Earlier this week, the provincial government released its response to professor William Lahey’s independent review of forestry practices. Minister Iain Rankin accepted the report's recommendations for a drastic reduction of clearcutting on Crown lands and a new “ecological forestry” system.

“Forestry is a longstanding economic driver in Nova Scotia and it’s important we get it right,” said Rankin in a press release.

Nova Scotia will begin work immediately—four months after the report first came out—to shift to a new “triad model” of forest management, where some Crown lands are protected, some are lightly harvested and some are sacrificed to high-production industries for clearcutting.

Currently 80 percent of Nova Scotia’s harvested trees are felled by clearcutting. The practice makes up 90 percent of harvesting on private woodlots and 65 percent on Crown lands. Lahey’s report recommends the latter number be reduced to somewhere between 20 and 25 percent.

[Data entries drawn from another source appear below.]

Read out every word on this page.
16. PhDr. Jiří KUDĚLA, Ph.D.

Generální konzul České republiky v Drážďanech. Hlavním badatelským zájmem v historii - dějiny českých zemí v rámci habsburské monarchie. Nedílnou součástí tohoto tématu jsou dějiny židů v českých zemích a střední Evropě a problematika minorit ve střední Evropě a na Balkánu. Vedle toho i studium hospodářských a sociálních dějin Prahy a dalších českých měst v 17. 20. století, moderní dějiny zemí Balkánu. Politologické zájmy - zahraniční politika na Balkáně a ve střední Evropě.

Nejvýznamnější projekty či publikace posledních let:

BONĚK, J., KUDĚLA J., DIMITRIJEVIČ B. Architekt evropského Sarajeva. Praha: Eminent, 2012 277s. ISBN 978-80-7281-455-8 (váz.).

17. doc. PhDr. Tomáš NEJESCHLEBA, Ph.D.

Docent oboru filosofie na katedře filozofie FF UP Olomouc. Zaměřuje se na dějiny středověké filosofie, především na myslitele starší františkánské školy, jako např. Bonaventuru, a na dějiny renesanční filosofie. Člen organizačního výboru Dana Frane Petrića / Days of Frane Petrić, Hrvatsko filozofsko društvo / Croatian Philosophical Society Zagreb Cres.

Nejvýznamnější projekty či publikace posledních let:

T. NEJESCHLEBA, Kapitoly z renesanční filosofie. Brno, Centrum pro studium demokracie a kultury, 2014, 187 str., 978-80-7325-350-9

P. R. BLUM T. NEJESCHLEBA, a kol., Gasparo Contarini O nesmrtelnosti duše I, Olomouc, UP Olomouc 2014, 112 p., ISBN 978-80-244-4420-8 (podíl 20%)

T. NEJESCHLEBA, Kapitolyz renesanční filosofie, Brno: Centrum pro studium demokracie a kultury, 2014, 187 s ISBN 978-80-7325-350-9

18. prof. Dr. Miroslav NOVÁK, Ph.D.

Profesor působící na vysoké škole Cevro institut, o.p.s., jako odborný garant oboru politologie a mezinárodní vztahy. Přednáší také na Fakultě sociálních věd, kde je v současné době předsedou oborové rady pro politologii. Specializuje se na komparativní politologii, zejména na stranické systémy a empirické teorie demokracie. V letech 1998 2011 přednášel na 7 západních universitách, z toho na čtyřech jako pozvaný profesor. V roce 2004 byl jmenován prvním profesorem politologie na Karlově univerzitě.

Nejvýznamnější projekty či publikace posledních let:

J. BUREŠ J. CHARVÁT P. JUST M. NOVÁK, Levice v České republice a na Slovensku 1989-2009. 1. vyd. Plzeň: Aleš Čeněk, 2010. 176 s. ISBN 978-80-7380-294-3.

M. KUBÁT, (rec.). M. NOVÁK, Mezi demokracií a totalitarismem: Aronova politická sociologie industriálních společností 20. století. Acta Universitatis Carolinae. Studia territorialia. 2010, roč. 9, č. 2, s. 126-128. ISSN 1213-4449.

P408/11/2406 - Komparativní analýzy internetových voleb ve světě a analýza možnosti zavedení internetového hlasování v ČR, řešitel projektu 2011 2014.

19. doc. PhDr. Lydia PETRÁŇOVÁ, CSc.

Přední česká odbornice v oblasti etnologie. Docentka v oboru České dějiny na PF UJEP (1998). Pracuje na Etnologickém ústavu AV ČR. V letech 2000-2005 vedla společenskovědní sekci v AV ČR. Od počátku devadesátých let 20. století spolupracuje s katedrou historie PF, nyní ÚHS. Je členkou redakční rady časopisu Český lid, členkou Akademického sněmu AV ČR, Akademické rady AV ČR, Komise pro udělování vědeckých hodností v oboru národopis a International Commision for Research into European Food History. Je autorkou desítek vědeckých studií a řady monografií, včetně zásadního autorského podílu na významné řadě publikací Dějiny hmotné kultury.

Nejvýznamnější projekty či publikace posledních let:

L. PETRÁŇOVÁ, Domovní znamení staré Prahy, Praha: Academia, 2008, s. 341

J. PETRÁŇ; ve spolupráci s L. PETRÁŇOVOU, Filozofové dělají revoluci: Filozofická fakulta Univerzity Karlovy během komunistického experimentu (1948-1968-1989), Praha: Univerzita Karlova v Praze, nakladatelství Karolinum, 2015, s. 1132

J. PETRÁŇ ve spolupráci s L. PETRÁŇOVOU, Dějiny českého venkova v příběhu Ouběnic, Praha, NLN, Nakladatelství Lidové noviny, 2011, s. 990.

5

Changing the marching orders isn’t enough, though, says Plourde. The people inside the old bureaucracy also need to change. Otherwise, says the forest advocate, time passes, governments change and the Lahey report’s mandate could fade from priority.

“That’s the danger.”

The department's oversight of Nova Scotia's forests has been a continual point of criticism from conservationists who argue DNR relies on bogus science and obfuscation to produce industry-friendly decisions.

Lahey’s report notes there’s a “significant gap between what the DNR says it is doing to manage forestry on Crown land and how it is actually managing forestry on Crown land.”

Conservationists believe the department is beholden to industrial interests, writes Lahey, pointing to DNR's refusal to implement commitments from the Natural Resources Strategy, as well as the number of former forestry executives now holding senior positions with the department.

Allan Eddy, a former Bowater woodlot manager and NS Power executive who was in charge of forestry management, was hired four years ago as the new associate deputy minister for DNR. He's since moved on to work for Port Hawkesbury Paper, lobbying the province in a government relations role. Aside from Eddy, there's former Resolute Forests Products manager Jon Porter (now executive director of DNR’s renewable resources branch) and former Northern Pulp lawyer and lobbyist Bernie Miller (who's now the deputy minister for the Department of Business). Among others.

“Bottom line is if you’re going to have a major change in the department and the way it behaves,” says Plourde, “then you need to bring in new people who actually agree with that approach and don’t need to be dragged kicking and screaming.”